Cartinha ao Papai Noel

Quase não se tem mais o costume de escrever cartas.

Os e-mails, os zaps, a internet, tomaram a caneta e a folha de papel de nossas mãos.

Ainda me lembro das minhas cartinhas que tinham um endereço certo.

A primeira delas, escrita num papel timbrado, na tentativa feita por minha saudosa professora de melhorar a minha caligrafia, era endereçada a uma garota que mal me conhecia.

Depois de não aceitar ao meu pedido de namoro passamos a ser amigos. Na hora do recreio ela me lançava olhares de longe, talvez arrependida de não ter aceitado os meus galanteios, quem sabe por onde anda, nos dias de agora, aquela menina que deixou gravado no meu coraçãozinho sonhador uma marca indelével do que seria amor.

Continuei a escrever cartinhas. Algumas foram endereçadas ao Papai Noel.

Nelas estava escrito, em letrinhas miúdas, pedidos de presentes de Natal.

“Papai Noel. Bem sei que os tempos andam difíceis. Quem sabe aquela bicicletinha de rodinhas amarelas poderia ser deixada debaixo daquele pinheirinho enfeitado de bolas coloridas. Fui, durante o ano que está prestes a terminar, um bom aluno. Nunca tirei notas inferiores a sete e meio. Se não fui o primeiro meu nome sempre figurou no quadro de honra ao mérito. Ao final da quarta série recebi uma medalha de bom comportamento. Muito embora tenha olhado de soslaio por baixo da saia daquela menina. Por isso fiquei de castigo. Fui repreendido pelo bedel. Fiquei constrangido por aquele ato impensado. Até hoje não consegui deixar de admirar as pernocas grossas das jovenzinhas que por mim passeiam pelas ruas. Um costume deplorável. Mas olhar não tira pedaço. São olhares sem maiores intenções”.

Essa missiva talvez tenha sido escrita com uma caneta bic. Ou usando um lápis de cor da cor de uma borboleta azul.

O fato retrato que hoje não mais escrevo cartas. Escrevo sim, crônicas que retratam o cotidiano. São tantas que nem me lembro quantas.

Num dia destes, talvez tenha sido há duas semanas atrás, descobri, numa gaveta de uma escrivaninha, no quartinho do meu querido neto Theo, uma cartinha escrita de véspera.

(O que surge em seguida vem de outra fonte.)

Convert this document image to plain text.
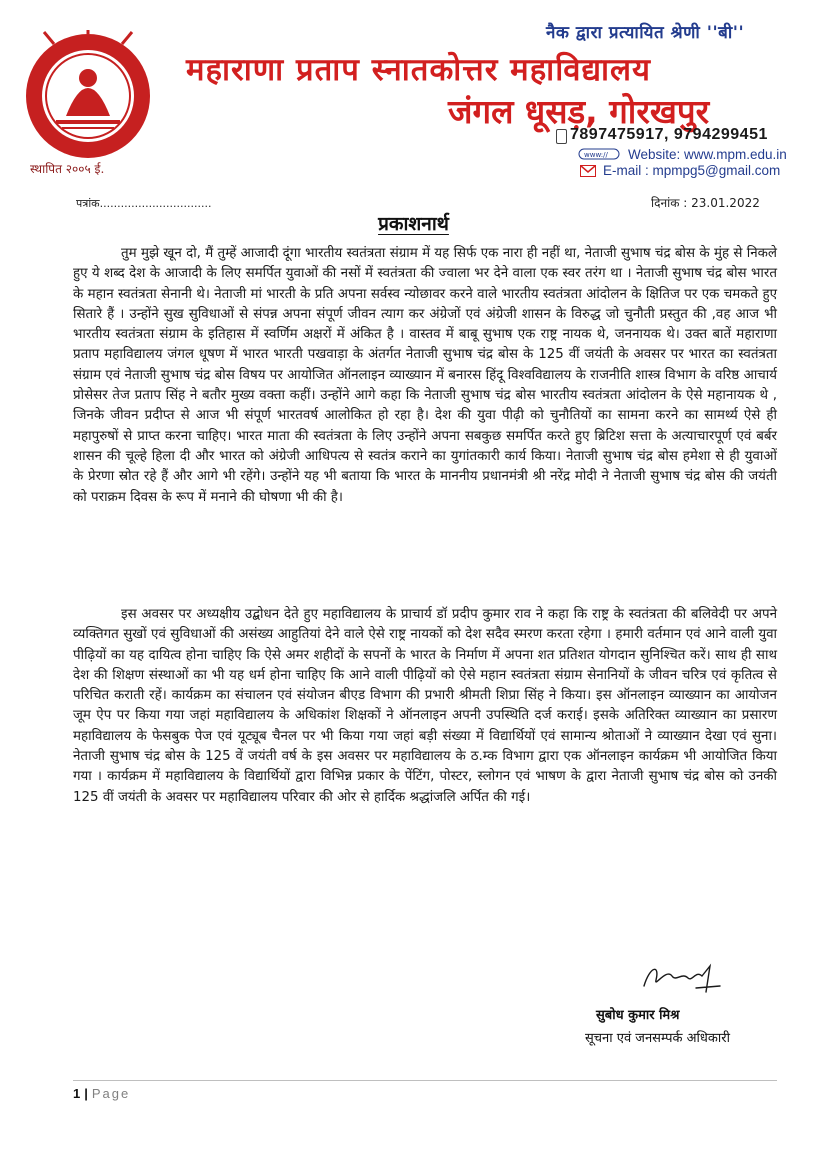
स्थापित २००५ ई.
नैक द्वारा प्रत्यायित श्रेणी ''बी''
महाराणा प्रताप स्नातकोत्तर महाविद्यालय
जंगल धूसड़, गोरखपुर
7897475917, 9794299451
www:// Website: www.mpm.edu.in
E-mail : mpmpg5@gmail.com
पत्रांक................................	दिनांक : 23.01.2022
प्रकाशनार्थ
तुम मुझे खून दो, मैं तुम्हें आजादी दूंगा भारतीय स्वतंत्रता संग्राम में यह सिर्फ एक नारा ही नहीं था, नेताजी सुभाष चंद्र बोस के मुंह से निकले हुए ये शब्द देश के आजादी के लिए समर्पित युवाओं की नसों में स्वतंत्रता की ज्वाला भर देने वाला एक स्वर तरंग था । नेताजी सुभाष चंद्र बोस भारत के महान स्वतंत्रता सेनानी थे। नेताजी मां भारती के प्रति अपना सर्वस्व न्योछावर करने वाले भारतीय स्वतंत्रता आंदोलन के क्षितिज पर एक चमकते हुए सितारे हैं । उन्होंने सुख सुविधाओं से संपन्न अपना संपूर्ण जीवन त्याग कर अंग्रेजों एवं अंग्रेजी शासन के विरुद्ध जो चुनौती प्रस्तुत की ,वह आज भी भारतीय स्वतंत्रता संग्राम के इतिहास में स्वर्णिम अक्षरों में अंकित है । वास्तव में बाबू सुभाष एक राष्ट्र नायक थे, जननायक थे। उक्त बातें महाराणा प्रताप महाविद्यालय जंगल धूषण में भारत भारती पखवाड़ा के अंतर्गत नेताजी सुभाष चंद्र बोस के 125 वीं जयंती के अवसर पर भारत का स्वतंत्रता संग्राम एवं नेताजी सुभाष चंद्र बोस विषय पर आयोजित ऑनलाइन व्याख्यान में बनारस हिंदू विश्वविद्यालय के राजनीति शास्त्र विभाग के वरिष्ठ आचार्य प्रोसेसर तेज प्रताप सिंह ने बतौर मुख्य वक्ता कहीं। उन्होंने आगे कहा कि नेताजी सुभाष चंद्र बोस भारतीय स्वतंत्रता आंदोलन के ऐसे महानायक थे , जिनके जीवन प्रदीप्त से आज भी संपूर्ण भारतवर्ष आलोकित हो रहा है। देश की युवा पीढ़ी को चुनौतियों का सामना करने का सामर्थ्य ऐसे ही महापुरुषों से प्राप्त करना चाहिए। भारत माता की स्वतंत्रता के लिए उन्होंने अपना सबकुछ समर्पित करते हुए ब्रिटिश सत्ता के अत्याचारपूर्ण एवं बर्बर शासन की चूल्हे हिला दी और भारत को अंग्रेजी आधिपत्य से स्वतंत्र कराने का युगांतकारी कार्य किया। नेताजी सुभाष चंद्र बोस हमेशा से ही युवाओं के प्रेरणा स्रोत रहे हैं और आगे भी रहेंगे। उन्होंने यह भी बताया कि भारत के माननीय प्रधानमंत्री श्री नरेंद्र मोदी ने नेताजी सुभाष चंद्र बोस की जयंती को पराक्रम दिवस के रूप में मनाने की घोषणा भी की है।
इस अवसर पर अध्यक्षीय उद्बोधन देते हुए महाविद्यालय के प्राचार्य डॉ प्रदीप कुमार राव ने कहा कि राष्ट्र के स्वतंत्रता की बलिवेदी पर अपने व्यक्तिगत सुखों एवं सुविधाओं की असंख्य आहुतियां देने वाले ऐसे राष्ट्र नायकों को देश सदैव स्मरण करता रहेगा । हमारी वर्तमान एवं आने वाली युवा पीढ़ियों का यह दायित्व होना चाहिए कि ऐसे अमर शहीदों के सपनों के भारत के निर्माण में अपना शत प्रतिशत योगदान सुनिश्चित करें। साथ ही साथ देश की शिक्षण संस्थाओं का भी यह धर्म होना चाहिए कि आने वाली पीढ़ियों को ऐसे महान स्वतंत्रता संग्राम सेनानियों के जीवन चरित्र एवं कृतित्व से परिचित कराती रहें। कार्यक्रम का संचालन एवं संयोजन बीएड विभाग की प्रभारी श्रीमती शिप्रा सिंह ने किया। इस ऑनलाइन व्याख्यान का आयोजन जूम ऐप पर किया गया जहां महाविद्यालय के अधिकांश शिक्षकों ने ऑनलाइन अपनी उपस्थिति दर्ज कराई। इसके अतिरिक्त व्याख्यान का प्रसारण महाविद्यालय के फेसबुक पेज एवं यूट्यूब चैनल पर भी किया गया जहां बड़ी संख्या में विद्यार्थियों एवं सामान्य श्रोताओं ने व्याख्यान देखा एवं सुना। नेताजी सुभाष चंद्र बोस के 125 वें जयंती वर्ष के इस अवसर पर महाविद्यालय के ठ.म्क विभाग द्वारा एक ऑनलाइन कार्यक्रम भी आयोजित किया गया । कार्यक्रम में महाविद्यालय के विद्यार्थियों द्वारा विभिन्न प्रकार के पेंटिंग, पोस्टर, स्लोगन एवं भाषण के द्वारा नेताजी सुभाष चंद्र बोस को उनकी 125 वीं जयंती के अवसर पर महाविद्यालय परिवार की ओर से हार्दिक श्रद्धांजलि अर्पित की गई।
सुबोध कुमार मिश्र
सूचना एवं जनसम्पर्क अधिकारी
1 | Page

Nela havia um coraçãozinho tinto em vermelho. Penetrando-lhe o átrio direito uma flecha que atravessava coração afora. No meio do ventrículo esquerdo havia uma palavrinha onde se inseriam estas palavras: “mamãe, eu te amo.”

E ela continuava papel afora: “se a senhora puder, e meu pai permitir, quem sabe poderia ganhar do Papai Noel um tablet amarelo. O meu não funciona mais. Está velhinho como meu avô. Ainda gostaria de receber, se não custar muito, um carrinho de bombeiro. O que tenho já não apaga chamas mais. A exemplo do meu avô que se encontra enferrujado. Largado a um canto qualquer. Sabe, minha querida mãezinha, aquela patinete que meu avô me deu, no Natal passado, acabei dando de presente a um amiguinho que não tinha nada parecido. Com que sorriso ele recebeu o presente. Foi com um sorriso semelhante quando eu nasci. Sob os olhares enternecidos do meu quase surdo avô. Ainda gostaria de ganhar do Papai Noel um saco cheinho de guloseimas docinhas. Balas Chita, chicletes de hortelã , pipocas doces, não pra mim. E sim para presentear o meu querido avô para ver sua dentadura se desprender do céu da boca e vê-lo banguela. Vai ser uma linda cena. Ah, já ia me esquecendo. Por último gostaria tanto de ver meu avozinho correr de novo. Ele mal se aguenta nas suas pernas gastas. Quem sabe ele vai dar de presente a sua bengala a alguém que precisa mais.”

Não sei o desfecho desta carta. Talvez ela retrate o meu porvir.

Pra conhecimento seu, meu querido netinho Theo. Ainda estou em plena forma. Não de um bolo fofo. Dispenso a sua bengala. A dentadura guarde pra você. Quando dela precisar. Ainda estou longe da senilitude. E, tome cuidado com os erros de português. E melhore os seus garranchos. A sua cartinha ao Papai Noel vai ser endereçada a outro qualquer. Não espere presentes de mim. Você, meus outros dois netinhos, são os melhores presentes que eu poderia ganhar.